Our Founder, Aneice Taylor
A Long and Winding Road
Aneice was born and raised in Fort Worth, Texas. She was married in Texas and moved with her husband, Gage Taylor, to Michigan to attend school. Before Aneice graduated, she and Gage moved to California where he taught at the San Francisco Art Institute. While living in San Francisco Aneice gave birth to their son, Lincoln. A few years later, they bought a house in Woodacre where her daughter Deva was born. Later the family moved to Lagunitas. Aneice taught tumbling at Lagunitas School District's Open Classroom, raised bees, and was well know for her sewing skills.
On January 4, 1982, when Aneice was 37 years old, storms hammered West Marin. Aneice and her family were inside the house when a mudslide tore down a drenched hill and knocked the house off its foundation and into a heap of wreckage. Aneice was pinned under the refrigerator and her neck was broken. Her life was spared but she became quadriplegic.
Aneice spent the next six months in rehab in St Mary's hospital in San Francisco. During this time a new house was built for the family in Woodacre. The project was an ongoing community effort complete with the help of dozens of volunteers. Soon after the house was built, Gage and Aneice divorced. She began the journey of raising her children on her own while requiring 24-hour care for her own needs and figuring out how to make ends meet.

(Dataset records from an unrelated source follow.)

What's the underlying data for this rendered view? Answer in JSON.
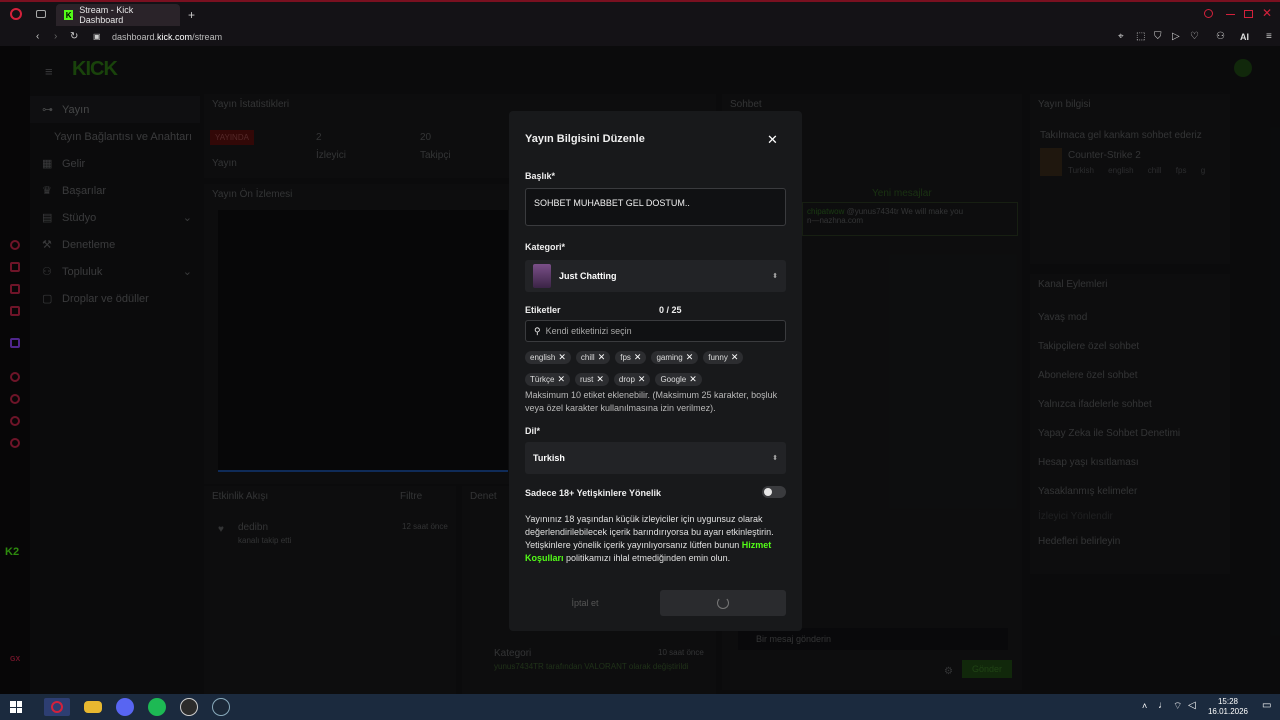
{
  "browser": {
    "tab_title": "Stream - Kick Dashboard",
    "url_prefix": "dashboard.",
    "url_host": "kick.com",
    "url_path": "/stream",
    "ai_label": "AI"
  },
  "sidebar": {
    "items": [
      {
        "label": "Yayın",
        "icon": "broadcast-icon"
      },
      {
        "label": "Yayın Bağlantısı ve Anahtarı",
        "icon": ""
      },
      {
        "label": "Gelir",
        "icon": "money-icon"
      },
      {
        "label": "Başarılar",
        "icon": "trophy-icon"
      },
      {
        "label": "Stüdyo",
        "icon": "studio-icon"
      },
      {
        "label": "Denetleme",
        "icon": "moderation-icon"
      },
      {
        "label": "Topluluk",
        "icon": "community-icon"
      },
      {
        "label": "Droplar ve ödüller",
        "icon": "gift-icon"
      }
    ]
  },
  "panels": {
    "stats_title": "Yayın İstatistikleri",
    "live_badge": "YAYINDA",
    "live_label": "Yayın",
    "viewers_count": "2",
    "viewers_label": "İzleyici",
    "followers_count": "20",
    "followers_label": "Takipçi",
    "preview_title": "Yayın Ön İzlemesi",
    "activity_title": "Etkinlik Akışı",
    "activity_filter": "Filtre",
    "activity_user": "dedibn",
    "activity_time": "12 saat önce",
    "activity_text": "kanalı takip etti",
    "audit_title": "Denet",
    "audit_category_label": "Kategori",
    "audit_category_time": "10 saat önce",
    "audit_category_text": "yunus7434TR tarafından VALORANT olarak değiştirildi",
    "chat_title": "Sohbet",
    "chat_new_messages": "Yeni mesajlar",
    "chat_message_user": "chipatwow",
    "chat_message_text": "@yunus7434tr We will make you",
    "chat_message_text2": "n—nazhna.com",
    "chat_input_placeholder": "Bir mesaj gönderin",
    "chat_send": "Gönder",
    "info_title": "Yayın bilgisi",
    "info_stream_title": "Takılmaca gel kankam sohbet ederiz",
    "info_category": "Counter-Strike 2",
    "info_tags": [
      "Turkish",
      "english",
      "chill",
      "fps",
      "g"
    ],
    "actions_title": "Kanal Eylemleri",
    "actions": [
      "Yavaş mod",
      "Takipçilere özel sohbet",
      "Abonelere özel sohbet",
      "Yalnızca ifadelerle sohbet",
      "Yapay Zeka ile Sohbet Denetimi",
      "Hesap yaşı kısıtlaması",
      "Yasaklanmış kelimeler",
      "İzleyici Yönlendir",
      "Hedefleri belirleyin"
    ]
  },
  "modal": {
    "title": "Yayın Bilgisini Düzenle",
    "title_label": "Başlık*",
    "title_value": "SOHBET MUHABBET GEL DOSTUM..",
    "category_label": "Kategori*",
    "category_value": "Just Chatting",
    "tags_label": "Etiketler",
    "tags_count": "0 / 25",
    "tags_placeholder": "Kendi etiketinizi seçin",
    "tags": [
      "english",
      "chill",
      "fps",
      "gaming",
      "funny",
      "Türkçe",
      "rust",
      "drop",
      "Google"
    ],
    "tags_help": "Maksimum 10 etiket eklenebilir. (Maksimum 25 karakter, boşluk veya özel karakter kullanılmasına izin verilmez).",
    "language_label": "Dil*",
    "language_value": "Turkish",
    "adult_label": "Sadece 18+ Yetişkinlere Yönelik",
    "adult_enabled": false,
    "adult_help_1": "Yayınınız 18 yaşından küçük izleyiciler için uygunsuz olarak değerlendirilebilecek içerik barındırıyorsa bu ayarı etkinleştirin. Yetişkinlere yönelik içerik yayınlıyorsanız lütfen bunun ",
    "adult_help_link": "Hizmet Koşulları",
    "adult_help_2": " politikamızı ihlal etmediğinden emin olun.",
    "cancel_label": "İptal et"
  },
  "taskbar": {
    "time": "15:28",
    "date": "16.01.2026"
  },
  "colors": {
    "accent": "#53fc18",
    "live": "#e91916",
    "bg": "#141517"
  }
}
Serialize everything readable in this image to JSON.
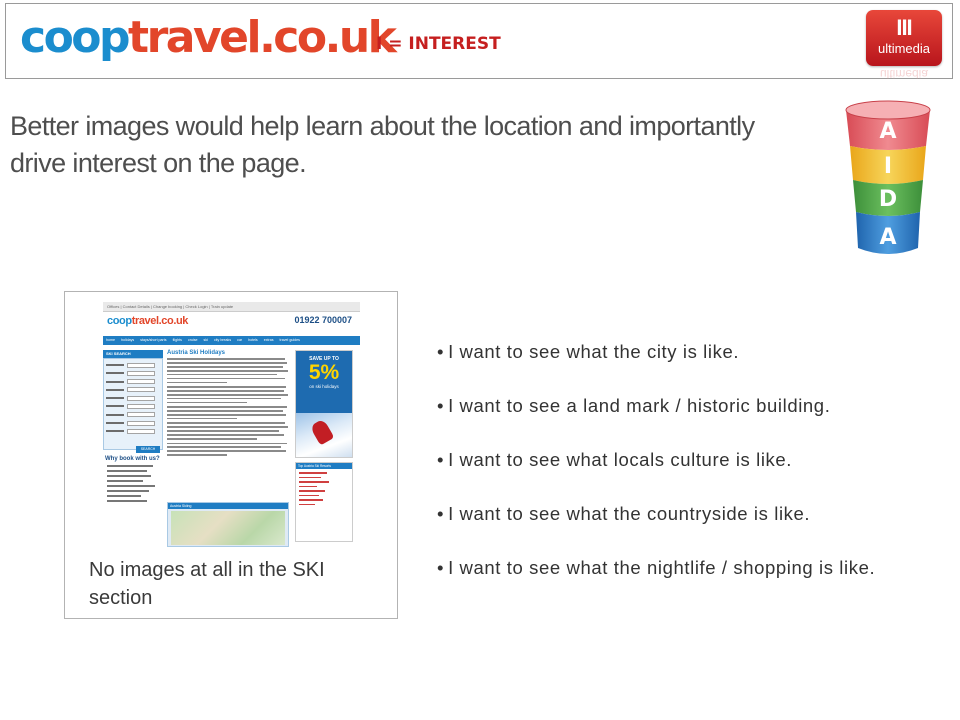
{
  "header": {
    "logo_part1": "coop",
    "logo_part2": "travel.co.uk",
    "slide_tag": "I = INTEREST",
    "brand_logo_text": "ultimedia",
    "brand_logo_mark": "III"
  },
  "headline": "Better images would help learn about the location and importantly drive interest on the page.",
  "aida": {
    "letters": [
      "A",
      "I",
      "D",
      "A"
    ],
    "colors": [
      "#e7656c",
      "#f2c12e",
      "#4fa84a",
      "#2f7ec6"
    ]
  },
  "thumbnail": {
    "site": {
      "util_links": "Offices | Contact Details | Change booking | Check Login | Train update",
      "logo_part1": "coop",
      "logo_part2": "travel.co.uk",
      "phone": "01922 700007",
      "nav": [
        "home",
        "holidays",
        "stays/short parts",
        "flights",
        "cruise",
        "ski",
        "city breaks",
        "car",
        "hotels",
        "extras",
        "travel guides"
      ],
      "sidebar_heading": "SKI SEARCH",
      "search_button": "SEARCH",
      "why_heading": "Why book with us?",
      "main_title": "Austria Ski Holidays",
      "map_heading": "Austria Skiing",
      "ad_line1": "SAVE UP TO",
      "ad_value": "5%",
      "ad_line2": "on ski holidays",
      "ad2_heading": "Top Austria Ski Resorts"
    },
    "caption": "No images at all in the SKI section"
  },
  "bullets": [
    "I want to see what the city is like.",
    "I want to see a land mark / historic building.",
    "I want to see what locals culture is like.",
    "I want to see what the countryside is like.",
    "I want to see what the nightlife / shopping is like."
  ],
  "bullet_symbol": "•"
}
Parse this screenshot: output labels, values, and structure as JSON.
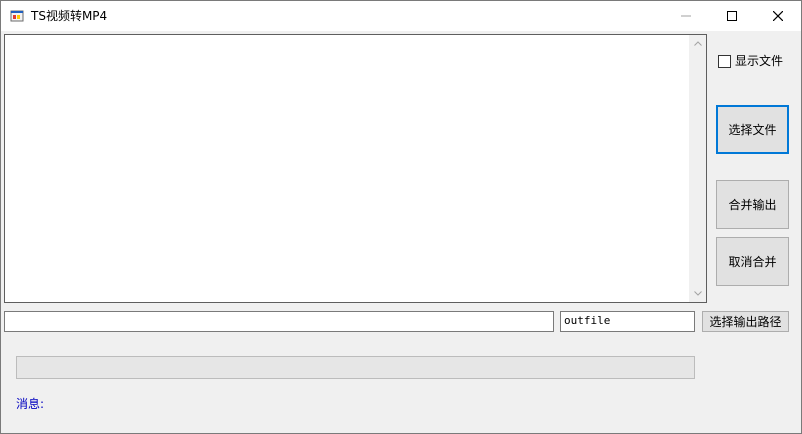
{
  "window": {
    "title": "TS视频转MP4",
    "icon": "windows-form-icon"
  },
  "controls": {
    "minimize_icon": "minimize-icon",
    "maximize_icon": "maximize-icon",
    "close_icon": "close-icon"
  },
  "file_list": {
    "items": []
  },
  "show_files": {
    "label": "显示文件",
    "checked": false
  },
  "buttons": {
    "select_file": "选择文件",
    "merge_output": "合并输出",
    "cancel_merge": "取消合并",
    "select_output_path": "选择输出路径"
  },
  "inputs": {
    "file_path_value": "",
    "output_name_value": "outfile"
  },
  "progress": {
    "value": 0
  },
  "status": {
    "message_label": "消息:"
  },
  "colors": {
    "accent": "#0078d7",
    "message_text": "#0000c0"
  }
}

Aneice on the trail in Marin County
Lincoln with his wife Pollyanna, Deva and Aneice.
InSpirit was conceived from a direct life experience
While in the hospital, Aneice developed an awareness and concern about others who were also quadriplegic. She knew that her own situation was not as tenuous and uncertain as it was for many people with quadriplegia who did not have the resources that she had. She saw the challenges they faced without the needed finances for adequate attendant care, or a supportive community. In many cases the only option was to be placed in a nursing home. Within the next few years she created InSpirit.
InSpirit was created by Aneice before voice control was available on computers.
“After a while you just don’t see the injury even if you’re working with the results of the injury. You just recognize the strengths and the goodness that’s there, and you help support that.” - Aneice Taylor
June 16, 2020: Aneice passed away peacefully in her home.
There was not a memorial because of the pandemic. Her friends and beloved community were able to respond in loving ways.
Aneice was featured in articles published by both the Marin Independent Journal & the Point Reyes Light.
This 2001 interview with Aneice reflects both who she was as a person and why she touched so many lives.
Aneice and Deva.
Artistic expression was always an important part of Aneice's life. Before she was paralyzed she played the piano, was a fashion designer, quilter as well as being involved in a wide range of multimedia.
Becoming a quadriplegic did not stop Aneice's artistic life. She was able to transfer her creative expression to areas that would work for her. The majority of her paintings were created by using a paintbrush that was attached to a mouth stick.
"Zen Garden" was Aneice's first attempt at painting. During this process, she realized she needed to adopt a different style and explored abstract expression. Other artistic avenues included collage and assemblage. She not only produced beautiful art, but also supported other artists.
Watercolor painting "My Backyard" by Aneice Taylor.